Tout est symbole dans la poésie de Nicolas Dieterlé (postfacée par Régis Altmayer) : les pensées sont des harpies mais il y a aussi les chiens de l’anxiété, l’eau ingénue de la joie, les orties de la souffrance, l’écume de la satiété. Dans la proximité d’Héraclite (et de sa loi des contraires), à mi-chemin de la poésie et de la philosophie, le poète nous distille ses récits en prose avec alternance de poèmes. Les montagnes, quant à elles, possèdent une double signification : elles sont matérielles mais aussi spirituelles – de hautes présences éblouissantes. Elles constituent, dans leur essence même, une correspondance avec l’espace intérieur du poète : Oui, sa seule loi est d’aller vers cette beauté dont l’éclat poigne le coeur et qui est le centre, la cime et le fond du Pays clos et infini. Le silence et la lumière constituent les deux vecteurs de l’enchantement du monde, sa profusion joyeuse. Le monde s’apparente à l’âme.
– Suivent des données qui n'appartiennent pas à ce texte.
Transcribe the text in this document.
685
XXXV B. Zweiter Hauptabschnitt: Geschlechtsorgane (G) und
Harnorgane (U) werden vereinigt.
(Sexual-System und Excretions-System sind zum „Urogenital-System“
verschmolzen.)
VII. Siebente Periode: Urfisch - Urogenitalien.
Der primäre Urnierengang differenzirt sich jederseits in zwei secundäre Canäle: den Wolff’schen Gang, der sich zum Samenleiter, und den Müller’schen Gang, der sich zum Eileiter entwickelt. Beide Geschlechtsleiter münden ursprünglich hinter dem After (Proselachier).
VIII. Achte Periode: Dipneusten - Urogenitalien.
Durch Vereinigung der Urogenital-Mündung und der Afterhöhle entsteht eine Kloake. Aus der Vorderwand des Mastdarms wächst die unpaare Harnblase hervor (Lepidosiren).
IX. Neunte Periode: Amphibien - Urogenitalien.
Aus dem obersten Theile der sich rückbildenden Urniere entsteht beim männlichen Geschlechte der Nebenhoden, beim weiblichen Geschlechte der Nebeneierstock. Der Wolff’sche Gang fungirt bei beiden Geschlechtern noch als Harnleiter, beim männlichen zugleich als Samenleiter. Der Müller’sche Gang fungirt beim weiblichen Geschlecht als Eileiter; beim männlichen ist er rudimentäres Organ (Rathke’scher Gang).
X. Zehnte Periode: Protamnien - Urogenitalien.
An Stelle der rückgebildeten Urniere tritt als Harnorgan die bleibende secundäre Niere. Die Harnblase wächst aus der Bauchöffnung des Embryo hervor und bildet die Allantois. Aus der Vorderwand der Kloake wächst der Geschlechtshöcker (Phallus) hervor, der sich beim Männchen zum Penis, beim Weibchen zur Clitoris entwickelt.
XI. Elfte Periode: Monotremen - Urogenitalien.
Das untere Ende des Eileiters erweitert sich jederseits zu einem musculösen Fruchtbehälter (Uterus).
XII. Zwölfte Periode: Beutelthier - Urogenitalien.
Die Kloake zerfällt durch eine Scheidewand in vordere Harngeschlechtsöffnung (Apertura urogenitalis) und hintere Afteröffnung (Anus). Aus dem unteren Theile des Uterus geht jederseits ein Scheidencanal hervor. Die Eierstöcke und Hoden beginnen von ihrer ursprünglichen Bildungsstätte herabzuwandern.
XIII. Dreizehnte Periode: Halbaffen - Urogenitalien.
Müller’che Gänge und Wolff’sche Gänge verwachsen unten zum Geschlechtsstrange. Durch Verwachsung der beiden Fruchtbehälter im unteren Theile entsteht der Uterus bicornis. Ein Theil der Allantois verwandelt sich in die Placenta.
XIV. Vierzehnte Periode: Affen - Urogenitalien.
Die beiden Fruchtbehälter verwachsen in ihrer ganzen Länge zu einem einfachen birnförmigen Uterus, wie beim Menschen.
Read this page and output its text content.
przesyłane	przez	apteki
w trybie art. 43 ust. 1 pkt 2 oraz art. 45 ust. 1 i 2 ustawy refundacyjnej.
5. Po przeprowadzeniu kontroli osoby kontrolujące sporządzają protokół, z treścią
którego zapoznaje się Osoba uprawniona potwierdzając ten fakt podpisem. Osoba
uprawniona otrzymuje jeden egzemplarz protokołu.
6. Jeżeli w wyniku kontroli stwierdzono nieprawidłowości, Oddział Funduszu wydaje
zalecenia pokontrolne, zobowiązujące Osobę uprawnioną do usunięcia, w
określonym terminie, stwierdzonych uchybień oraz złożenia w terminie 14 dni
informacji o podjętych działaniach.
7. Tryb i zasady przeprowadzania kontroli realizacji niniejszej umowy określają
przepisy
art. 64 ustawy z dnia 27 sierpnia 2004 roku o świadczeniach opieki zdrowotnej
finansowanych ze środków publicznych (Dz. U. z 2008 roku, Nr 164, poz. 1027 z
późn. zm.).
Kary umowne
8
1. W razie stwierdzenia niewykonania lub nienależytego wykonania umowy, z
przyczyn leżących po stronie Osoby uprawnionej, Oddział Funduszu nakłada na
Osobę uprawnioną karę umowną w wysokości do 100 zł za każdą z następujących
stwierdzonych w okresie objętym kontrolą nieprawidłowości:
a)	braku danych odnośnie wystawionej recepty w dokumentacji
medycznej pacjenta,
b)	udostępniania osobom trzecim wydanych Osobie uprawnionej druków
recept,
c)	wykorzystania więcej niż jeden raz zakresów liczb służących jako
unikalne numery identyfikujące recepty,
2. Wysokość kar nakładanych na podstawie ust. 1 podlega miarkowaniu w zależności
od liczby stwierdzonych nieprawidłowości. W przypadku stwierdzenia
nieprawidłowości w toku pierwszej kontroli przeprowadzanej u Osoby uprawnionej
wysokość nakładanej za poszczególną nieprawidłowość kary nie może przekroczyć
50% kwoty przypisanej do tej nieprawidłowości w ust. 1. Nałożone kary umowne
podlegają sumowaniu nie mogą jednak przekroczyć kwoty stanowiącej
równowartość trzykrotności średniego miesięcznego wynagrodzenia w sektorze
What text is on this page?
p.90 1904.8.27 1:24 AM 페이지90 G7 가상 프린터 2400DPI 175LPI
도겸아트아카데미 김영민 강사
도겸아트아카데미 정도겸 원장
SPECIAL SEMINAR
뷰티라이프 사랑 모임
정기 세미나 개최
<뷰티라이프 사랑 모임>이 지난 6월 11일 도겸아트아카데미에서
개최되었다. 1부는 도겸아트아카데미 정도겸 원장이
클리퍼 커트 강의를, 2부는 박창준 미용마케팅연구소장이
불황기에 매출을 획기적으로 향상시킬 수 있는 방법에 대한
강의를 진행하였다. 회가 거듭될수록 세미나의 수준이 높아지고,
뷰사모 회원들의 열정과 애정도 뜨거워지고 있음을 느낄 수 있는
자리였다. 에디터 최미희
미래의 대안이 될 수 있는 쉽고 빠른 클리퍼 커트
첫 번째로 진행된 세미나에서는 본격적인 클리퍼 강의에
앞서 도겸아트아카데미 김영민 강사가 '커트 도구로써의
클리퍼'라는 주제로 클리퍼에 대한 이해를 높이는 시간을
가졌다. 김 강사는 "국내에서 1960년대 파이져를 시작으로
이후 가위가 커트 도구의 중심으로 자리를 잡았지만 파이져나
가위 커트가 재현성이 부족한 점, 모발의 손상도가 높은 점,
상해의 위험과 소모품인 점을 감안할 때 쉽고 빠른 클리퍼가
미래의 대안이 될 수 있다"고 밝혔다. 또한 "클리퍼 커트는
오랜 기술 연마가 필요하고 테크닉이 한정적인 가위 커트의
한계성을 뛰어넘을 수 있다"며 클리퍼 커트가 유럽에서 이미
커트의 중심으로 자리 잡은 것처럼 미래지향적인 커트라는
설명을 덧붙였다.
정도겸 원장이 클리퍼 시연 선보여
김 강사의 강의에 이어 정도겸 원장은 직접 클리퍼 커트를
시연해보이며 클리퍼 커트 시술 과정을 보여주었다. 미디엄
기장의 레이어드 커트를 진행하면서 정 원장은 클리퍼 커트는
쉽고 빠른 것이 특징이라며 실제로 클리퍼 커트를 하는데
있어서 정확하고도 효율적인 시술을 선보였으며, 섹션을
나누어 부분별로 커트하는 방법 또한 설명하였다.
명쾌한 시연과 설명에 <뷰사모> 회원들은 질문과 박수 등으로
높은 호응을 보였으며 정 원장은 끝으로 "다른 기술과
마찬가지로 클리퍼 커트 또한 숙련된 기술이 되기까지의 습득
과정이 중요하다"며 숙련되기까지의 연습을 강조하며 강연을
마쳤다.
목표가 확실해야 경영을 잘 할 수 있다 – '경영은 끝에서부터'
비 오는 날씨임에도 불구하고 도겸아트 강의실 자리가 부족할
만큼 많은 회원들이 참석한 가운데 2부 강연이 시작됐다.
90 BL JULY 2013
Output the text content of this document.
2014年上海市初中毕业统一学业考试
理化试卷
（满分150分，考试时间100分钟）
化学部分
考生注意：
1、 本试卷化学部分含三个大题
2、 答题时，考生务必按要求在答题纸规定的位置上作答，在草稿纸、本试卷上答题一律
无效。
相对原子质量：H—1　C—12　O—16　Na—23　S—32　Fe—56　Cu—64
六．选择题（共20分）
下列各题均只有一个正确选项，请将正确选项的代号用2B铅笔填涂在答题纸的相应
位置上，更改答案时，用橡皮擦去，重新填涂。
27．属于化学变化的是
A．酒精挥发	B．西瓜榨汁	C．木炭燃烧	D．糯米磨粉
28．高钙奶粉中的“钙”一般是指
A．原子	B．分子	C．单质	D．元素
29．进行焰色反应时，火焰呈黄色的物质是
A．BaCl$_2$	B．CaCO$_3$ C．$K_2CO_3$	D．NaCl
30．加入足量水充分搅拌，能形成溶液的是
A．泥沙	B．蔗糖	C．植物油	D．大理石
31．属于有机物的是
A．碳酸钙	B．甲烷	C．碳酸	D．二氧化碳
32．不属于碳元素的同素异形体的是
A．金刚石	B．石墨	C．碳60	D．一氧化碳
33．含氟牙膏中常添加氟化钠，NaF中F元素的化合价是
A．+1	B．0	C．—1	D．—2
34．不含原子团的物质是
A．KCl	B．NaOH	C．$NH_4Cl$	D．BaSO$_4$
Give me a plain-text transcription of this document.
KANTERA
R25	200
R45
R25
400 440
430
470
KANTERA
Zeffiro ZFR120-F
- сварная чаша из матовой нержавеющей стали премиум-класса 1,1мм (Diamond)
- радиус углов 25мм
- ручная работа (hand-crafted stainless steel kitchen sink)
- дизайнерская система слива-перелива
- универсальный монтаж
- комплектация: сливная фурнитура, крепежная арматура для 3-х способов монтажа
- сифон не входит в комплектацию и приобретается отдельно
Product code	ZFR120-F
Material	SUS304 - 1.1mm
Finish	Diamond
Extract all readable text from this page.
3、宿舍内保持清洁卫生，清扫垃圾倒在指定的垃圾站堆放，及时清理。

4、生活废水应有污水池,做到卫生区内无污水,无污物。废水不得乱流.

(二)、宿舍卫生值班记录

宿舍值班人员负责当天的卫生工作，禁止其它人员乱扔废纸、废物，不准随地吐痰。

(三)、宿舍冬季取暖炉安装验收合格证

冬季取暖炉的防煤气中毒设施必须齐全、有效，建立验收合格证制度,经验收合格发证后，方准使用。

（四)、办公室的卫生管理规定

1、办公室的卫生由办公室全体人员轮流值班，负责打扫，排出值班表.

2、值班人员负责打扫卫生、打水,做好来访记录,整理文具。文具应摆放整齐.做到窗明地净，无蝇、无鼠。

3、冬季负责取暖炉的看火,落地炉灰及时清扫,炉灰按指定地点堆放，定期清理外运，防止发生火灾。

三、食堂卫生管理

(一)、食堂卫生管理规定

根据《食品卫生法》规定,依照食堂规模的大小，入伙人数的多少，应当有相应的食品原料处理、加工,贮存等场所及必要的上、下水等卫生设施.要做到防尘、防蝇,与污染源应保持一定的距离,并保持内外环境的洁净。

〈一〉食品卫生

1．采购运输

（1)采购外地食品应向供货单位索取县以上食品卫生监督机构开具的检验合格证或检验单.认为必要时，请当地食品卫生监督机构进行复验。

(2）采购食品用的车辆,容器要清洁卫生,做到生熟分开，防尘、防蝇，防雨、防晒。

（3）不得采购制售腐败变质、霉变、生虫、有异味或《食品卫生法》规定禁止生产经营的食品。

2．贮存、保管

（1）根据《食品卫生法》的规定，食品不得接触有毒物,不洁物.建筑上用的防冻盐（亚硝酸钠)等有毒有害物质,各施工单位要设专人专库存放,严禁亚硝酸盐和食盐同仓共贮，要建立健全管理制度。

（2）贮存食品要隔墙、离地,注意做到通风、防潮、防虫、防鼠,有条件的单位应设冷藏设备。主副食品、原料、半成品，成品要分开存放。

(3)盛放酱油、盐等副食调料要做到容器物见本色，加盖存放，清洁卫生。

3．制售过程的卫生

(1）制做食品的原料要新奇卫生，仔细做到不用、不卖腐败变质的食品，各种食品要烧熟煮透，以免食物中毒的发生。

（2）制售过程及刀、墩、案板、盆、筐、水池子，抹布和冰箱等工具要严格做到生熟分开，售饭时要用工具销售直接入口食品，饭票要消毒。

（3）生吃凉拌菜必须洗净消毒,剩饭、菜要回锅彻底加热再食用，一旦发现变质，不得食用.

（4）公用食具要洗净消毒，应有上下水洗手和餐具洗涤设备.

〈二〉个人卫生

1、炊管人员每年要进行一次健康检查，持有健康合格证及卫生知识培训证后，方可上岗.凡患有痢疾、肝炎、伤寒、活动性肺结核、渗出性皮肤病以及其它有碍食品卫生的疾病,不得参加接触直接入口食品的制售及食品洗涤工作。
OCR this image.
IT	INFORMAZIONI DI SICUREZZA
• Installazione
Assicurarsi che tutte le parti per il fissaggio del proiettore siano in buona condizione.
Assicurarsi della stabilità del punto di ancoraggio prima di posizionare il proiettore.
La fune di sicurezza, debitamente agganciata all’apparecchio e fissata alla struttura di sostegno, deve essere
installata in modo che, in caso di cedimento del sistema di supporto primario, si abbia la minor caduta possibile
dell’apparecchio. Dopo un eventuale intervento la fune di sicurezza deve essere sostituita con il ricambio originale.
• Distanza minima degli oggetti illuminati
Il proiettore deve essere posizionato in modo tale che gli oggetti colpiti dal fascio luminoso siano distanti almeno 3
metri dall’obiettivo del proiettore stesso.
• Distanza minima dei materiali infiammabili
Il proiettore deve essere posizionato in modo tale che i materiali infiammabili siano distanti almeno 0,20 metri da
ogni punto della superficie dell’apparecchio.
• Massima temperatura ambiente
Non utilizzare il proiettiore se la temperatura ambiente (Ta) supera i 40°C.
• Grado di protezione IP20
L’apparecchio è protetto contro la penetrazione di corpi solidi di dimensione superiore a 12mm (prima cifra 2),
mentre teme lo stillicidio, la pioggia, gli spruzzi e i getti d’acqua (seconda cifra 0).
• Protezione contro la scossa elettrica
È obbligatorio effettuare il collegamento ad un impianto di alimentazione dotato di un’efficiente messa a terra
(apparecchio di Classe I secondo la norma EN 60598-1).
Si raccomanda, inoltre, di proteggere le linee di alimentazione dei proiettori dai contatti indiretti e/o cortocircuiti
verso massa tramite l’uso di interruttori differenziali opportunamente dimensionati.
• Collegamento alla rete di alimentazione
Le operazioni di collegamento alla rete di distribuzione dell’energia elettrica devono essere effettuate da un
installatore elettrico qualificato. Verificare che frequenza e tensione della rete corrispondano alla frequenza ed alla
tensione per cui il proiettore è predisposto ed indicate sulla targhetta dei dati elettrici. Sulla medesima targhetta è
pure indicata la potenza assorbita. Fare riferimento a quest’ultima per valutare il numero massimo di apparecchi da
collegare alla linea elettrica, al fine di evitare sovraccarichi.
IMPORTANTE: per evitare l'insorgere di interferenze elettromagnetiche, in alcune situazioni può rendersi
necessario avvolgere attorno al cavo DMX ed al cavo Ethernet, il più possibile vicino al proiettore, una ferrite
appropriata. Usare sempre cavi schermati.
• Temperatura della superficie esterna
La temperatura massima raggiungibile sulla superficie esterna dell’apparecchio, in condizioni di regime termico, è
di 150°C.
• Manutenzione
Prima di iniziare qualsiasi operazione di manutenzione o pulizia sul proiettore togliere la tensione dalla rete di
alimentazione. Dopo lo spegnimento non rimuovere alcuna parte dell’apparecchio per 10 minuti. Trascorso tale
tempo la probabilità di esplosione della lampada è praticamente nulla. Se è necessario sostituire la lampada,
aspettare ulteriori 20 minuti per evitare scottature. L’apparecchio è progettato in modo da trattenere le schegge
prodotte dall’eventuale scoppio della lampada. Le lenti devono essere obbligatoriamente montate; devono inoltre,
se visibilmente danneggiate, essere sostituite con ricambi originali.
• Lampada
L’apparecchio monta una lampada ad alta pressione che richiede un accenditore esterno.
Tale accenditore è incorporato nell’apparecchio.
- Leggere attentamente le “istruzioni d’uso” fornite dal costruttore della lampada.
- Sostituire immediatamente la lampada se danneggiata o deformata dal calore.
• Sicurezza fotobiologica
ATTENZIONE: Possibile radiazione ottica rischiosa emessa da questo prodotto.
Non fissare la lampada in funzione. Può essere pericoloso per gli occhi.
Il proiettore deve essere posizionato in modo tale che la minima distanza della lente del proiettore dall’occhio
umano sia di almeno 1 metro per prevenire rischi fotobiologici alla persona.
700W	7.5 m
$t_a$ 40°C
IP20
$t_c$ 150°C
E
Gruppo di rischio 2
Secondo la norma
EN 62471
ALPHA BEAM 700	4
Il suffit d’en traverser les apparences : Le monde est un miroir, un miroir de l’âme. Mais justement, il faut traverser le miroir, sinon on ne connaît que des reflets."
 
Tout contribue dans ce pays de l’éclairement – si cher à Charles Duits – à l’élévation du chant du poète : Le poète, un tour de supplice monte en lui, qui, au sommet se révèle chant. Sa crucifixion est nécessaire à l’éclat de sa voix.